Cover Stories, Culture

Hollywood Enters the Cage

Fri, Aug 26, 2011

Warrior is the most punishingly realistic movie about mixed martial arts ever made. And the actors have the scars to prove it.

Photograph by Chuck Zlotnick

Warrior is the most punishingly realistic movie about mixed martial arts ever made. And the actors have the scars to prove it.

by Matt Berical

Here’s a bit of wisdom from the mixed martial arts film Warrior, a gritty tale of estranged brothers — one an ex-Marine, the other a public-school teacher — eking out lives in Pittsburgh: The best therapy sometimes means beating the crap out of somebody. Separately, the brothers sign up for an MMA tournament, and, as they head toward a showdown in the final, they punch, kick, and wrestle their issues into submission. Thanks to J.J. Perry, the film’s fight choreographer and a tae kwon do black belt, the fighting scenes are rendered with arresting authenticity. “The director wanted the film to be organic, free of any of that Hollywood flash,” Perry says. “Our mantra was, ‘If it doesn’t work in real life, don’t do it.’”

Over two months, Perry and a group of coaches and athletes from the Ultimate Fighting Championship, the most prominent professional MMA league in the U.S., transformed the British-born Tom Hardy (of Inception) and the Australian-born and relatively unknown Joel Edgerton into near-legitimate fighters. Each actor gained some 20 pounds and endured crippling workouts with a cadre of MMA contenders that included Anthony “Rumble” Johnson and Erik “Bad” Apple. They also trained with Kurt Angle, who won a gold medal in freestyle wrestling at the 1996 Olympic Games.

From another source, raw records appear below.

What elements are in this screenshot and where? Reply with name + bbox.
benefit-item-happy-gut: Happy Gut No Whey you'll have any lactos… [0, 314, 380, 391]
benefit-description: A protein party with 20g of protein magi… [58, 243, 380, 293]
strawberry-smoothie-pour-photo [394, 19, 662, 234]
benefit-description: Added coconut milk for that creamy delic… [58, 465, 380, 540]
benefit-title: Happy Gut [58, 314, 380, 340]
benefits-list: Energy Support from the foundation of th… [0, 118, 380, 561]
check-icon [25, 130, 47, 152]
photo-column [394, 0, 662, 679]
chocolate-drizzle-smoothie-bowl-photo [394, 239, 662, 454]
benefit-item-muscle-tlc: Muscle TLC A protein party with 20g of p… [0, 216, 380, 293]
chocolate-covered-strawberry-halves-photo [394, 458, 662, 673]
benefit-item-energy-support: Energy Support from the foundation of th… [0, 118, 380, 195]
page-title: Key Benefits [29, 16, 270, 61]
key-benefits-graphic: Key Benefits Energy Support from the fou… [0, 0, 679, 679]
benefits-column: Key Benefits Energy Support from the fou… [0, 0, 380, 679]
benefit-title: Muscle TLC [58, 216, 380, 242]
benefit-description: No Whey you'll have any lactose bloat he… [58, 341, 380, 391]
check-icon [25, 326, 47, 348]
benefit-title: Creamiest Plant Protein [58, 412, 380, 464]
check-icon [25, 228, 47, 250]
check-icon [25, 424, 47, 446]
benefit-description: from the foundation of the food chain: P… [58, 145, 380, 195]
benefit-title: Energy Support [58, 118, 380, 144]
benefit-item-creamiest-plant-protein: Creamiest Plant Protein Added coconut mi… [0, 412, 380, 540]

“Arms were getting hurt, legs were getting hurt, feelings were getting hurt,” Perry says. “We had them getting fed every three hours — a ton of protein — and we had weights on set to get them pumped.” In the movie, every punch and kick that lands below the neck is real, absorbed by the actors. And, while filming a pivotal fight scene, Edgerton even tore a ligament in his knee.

This verisimilitude lends Warrior, which also stars Nick Nolte as the brothers’ alcoholic father, a certain credibility and power. Other recent treatments of mixed martial arts, such as Fighting and Never Back Down, were largely ignored by fans because they exaggerated the sport’s maneuvers, delivering hyper-stylized, woefully unrealistic bouts.

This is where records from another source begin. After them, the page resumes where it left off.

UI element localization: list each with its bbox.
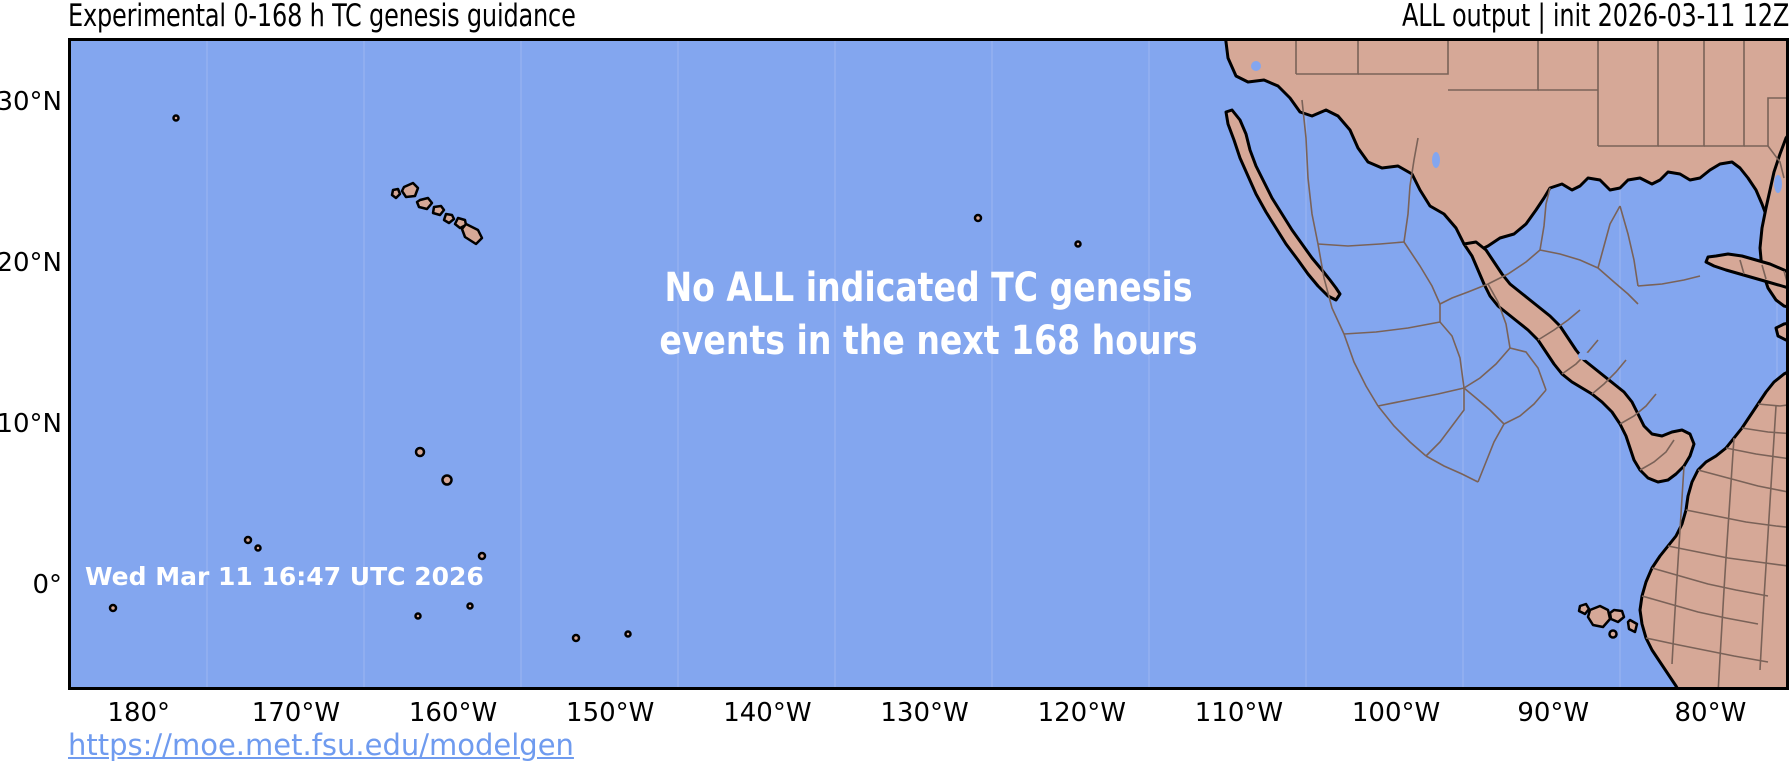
header-model-init-label: ALL output | init 2026-03-11 12Z [1402, 0, 1789, 34]
x-tick-label: 90°W [1517, 698, 1589, 728]
page-title: Experimental 0-168 h TC genesis guidance [68, 0, 576, 34]
map-axes[interactable] [68, 38, 1789, 690]
figure-header: Experimental 0-168 h TC genesis guidance… [0, 0, 1789, 36]
x-tick-label: 170°W [252, 698, 340, 728]
tc-genesis-guidance-figure: Experimental 0-168 h TC genesis guidance… [0, 0, 1789, 768]
y-tick-label: 10°N [0, 409, 62, 439]
source-url-link[interactable]: https://moe.met.fsu.edu/modelgen [68, 728, 574, 762]
map-canvas [68, 38, 1789, 690]
x-tick-label: 110°W [1195, 698, 1283, 728]
y-tick-label: 30°N [0, 87, 62, 117]
x-tick-label: 140°W [723, 698, 811, 728]
x-tick-label: 160°W [409, 698, 497, 728]
y-tick-label: 0° [32, 570, 62, 600]
timestamp-label: Wed Mar 11 16:47 UTC 2026 [85, 562, 484, 591]
x-tick-label: 80°W [1675, 698, 1747, 728]
x-tick-label: 180° [107, 698, 170, 728]
x-tick-label: 100°W [1352, 698, 1440, 728]
x-tick-label: 130°W [880, 698, 968, 728]
y-tick-label: 20°N [0, 248, 62, 278]
x-tick-label: 120°W [1038, 698, 1126, 728]
x-tick-label: 150°W [566, 698, 654, 728]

Perry contends that the allure of mixed martial arts — and, in turn, Warrior — can be found in its complexity. “In boxing, you only have to worry about the right and the left,” he says. “But in MMA, you better be thinking about the right, the left, the right elbow, the left elbow, the right leg, the left leg, and the knees. There’s nowhere to hide.” With a smirk, he adds, “That’s taking a thespian out of his element, bro.”